Article ID | Journal | Published Year | Pages | File Type |
---|---|---|---|---|
94838 | Aggression and Violent Behavior | 2011 | 9 Pages |
An evolutionary perspective anticipates predictable forms of sexual conflict in human mating relationships. Humans have evolved a psychology of tactical deployment designed to influence a partner's behavior to be closer to the actor's own optimum. Tactics are diverse, ranging from benefit-bestowing to cost-inflicting. We discuss adaptive problems toward which cost-inflicting violent tactics are utilized: mate poachers, sexual infidelity, mate pregnancy by an intrasexual rival, resource infidelity, resource scarcity, mate value discrepancies, stepchildren, relationship termination, and mate reacquisition.
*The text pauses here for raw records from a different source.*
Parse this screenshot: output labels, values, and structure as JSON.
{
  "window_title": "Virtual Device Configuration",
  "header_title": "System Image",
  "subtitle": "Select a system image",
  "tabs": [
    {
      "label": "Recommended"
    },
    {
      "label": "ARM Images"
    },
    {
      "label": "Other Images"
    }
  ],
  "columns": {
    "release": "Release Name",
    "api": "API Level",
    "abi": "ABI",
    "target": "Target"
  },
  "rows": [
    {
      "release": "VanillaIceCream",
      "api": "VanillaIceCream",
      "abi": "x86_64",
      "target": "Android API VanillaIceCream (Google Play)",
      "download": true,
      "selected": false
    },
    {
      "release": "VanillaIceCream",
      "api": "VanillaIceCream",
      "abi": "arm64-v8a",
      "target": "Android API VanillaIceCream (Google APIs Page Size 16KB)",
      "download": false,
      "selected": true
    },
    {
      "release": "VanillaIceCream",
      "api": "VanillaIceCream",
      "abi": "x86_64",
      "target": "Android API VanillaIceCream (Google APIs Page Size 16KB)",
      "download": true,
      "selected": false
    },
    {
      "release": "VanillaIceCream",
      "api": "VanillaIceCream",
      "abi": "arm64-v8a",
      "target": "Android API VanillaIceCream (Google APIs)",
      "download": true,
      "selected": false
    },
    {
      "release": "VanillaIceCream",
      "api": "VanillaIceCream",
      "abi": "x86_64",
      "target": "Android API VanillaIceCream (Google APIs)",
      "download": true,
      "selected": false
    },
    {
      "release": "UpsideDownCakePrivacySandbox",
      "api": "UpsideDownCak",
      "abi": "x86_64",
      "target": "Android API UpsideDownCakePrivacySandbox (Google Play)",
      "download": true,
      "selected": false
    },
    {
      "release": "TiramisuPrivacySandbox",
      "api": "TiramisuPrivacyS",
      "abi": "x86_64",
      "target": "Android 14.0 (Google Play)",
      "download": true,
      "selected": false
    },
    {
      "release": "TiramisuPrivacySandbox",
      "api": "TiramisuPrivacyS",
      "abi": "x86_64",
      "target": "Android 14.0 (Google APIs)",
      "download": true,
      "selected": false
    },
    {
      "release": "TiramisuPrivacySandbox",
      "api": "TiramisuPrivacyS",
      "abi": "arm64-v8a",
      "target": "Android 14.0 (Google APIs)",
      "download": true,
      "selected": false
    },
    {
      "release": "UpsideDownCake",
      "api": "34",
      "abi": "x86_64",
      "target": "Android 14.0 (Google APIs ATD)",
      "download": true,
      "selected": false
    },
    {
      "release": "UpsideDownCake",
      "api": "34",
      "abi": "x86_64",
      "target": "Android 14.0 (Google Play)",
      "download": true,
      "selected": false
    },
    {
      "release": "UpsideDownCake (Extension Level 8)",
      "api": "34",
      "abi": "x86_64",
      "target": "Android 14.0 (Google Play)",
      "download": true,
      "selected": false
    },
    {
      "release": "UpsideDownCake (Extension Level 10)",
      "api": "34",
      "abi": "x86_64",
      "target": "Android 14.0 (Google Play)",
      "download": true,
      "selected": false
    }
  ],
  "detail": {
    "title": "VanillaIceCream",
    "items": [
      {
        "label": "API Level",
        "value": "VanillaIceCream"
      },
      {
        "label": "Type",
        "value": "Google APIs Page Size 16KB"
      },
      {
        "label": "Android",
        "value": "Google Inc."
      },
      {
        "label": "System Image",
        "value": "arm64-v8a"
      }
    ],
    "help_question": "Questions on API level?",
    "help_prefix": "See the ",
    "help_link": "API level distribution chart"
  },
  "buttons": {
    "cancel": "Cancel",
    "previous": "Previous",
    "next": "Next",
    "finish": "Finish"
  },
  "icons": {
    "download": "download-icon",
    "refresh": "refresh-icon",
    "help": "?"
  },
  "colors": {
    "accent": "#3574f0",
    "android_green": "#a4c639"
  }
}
Discussion focuses on the context-dependence of intimate partner violence, the costs of perpetrating violent tactics, the underlying psychology of aggressors, the manipulated psychology of victims, and co-evolved defenses to prevent intimate partner violence and to minimize its costs when it occurs.
Research highlights► Cost-inflicting violent tactics. ► Sexual conflict in mating relationships. ► Mate guarding and infidelity. ► The adaptive problem of mate poachers. ► Consequences of mate-value discrepancies.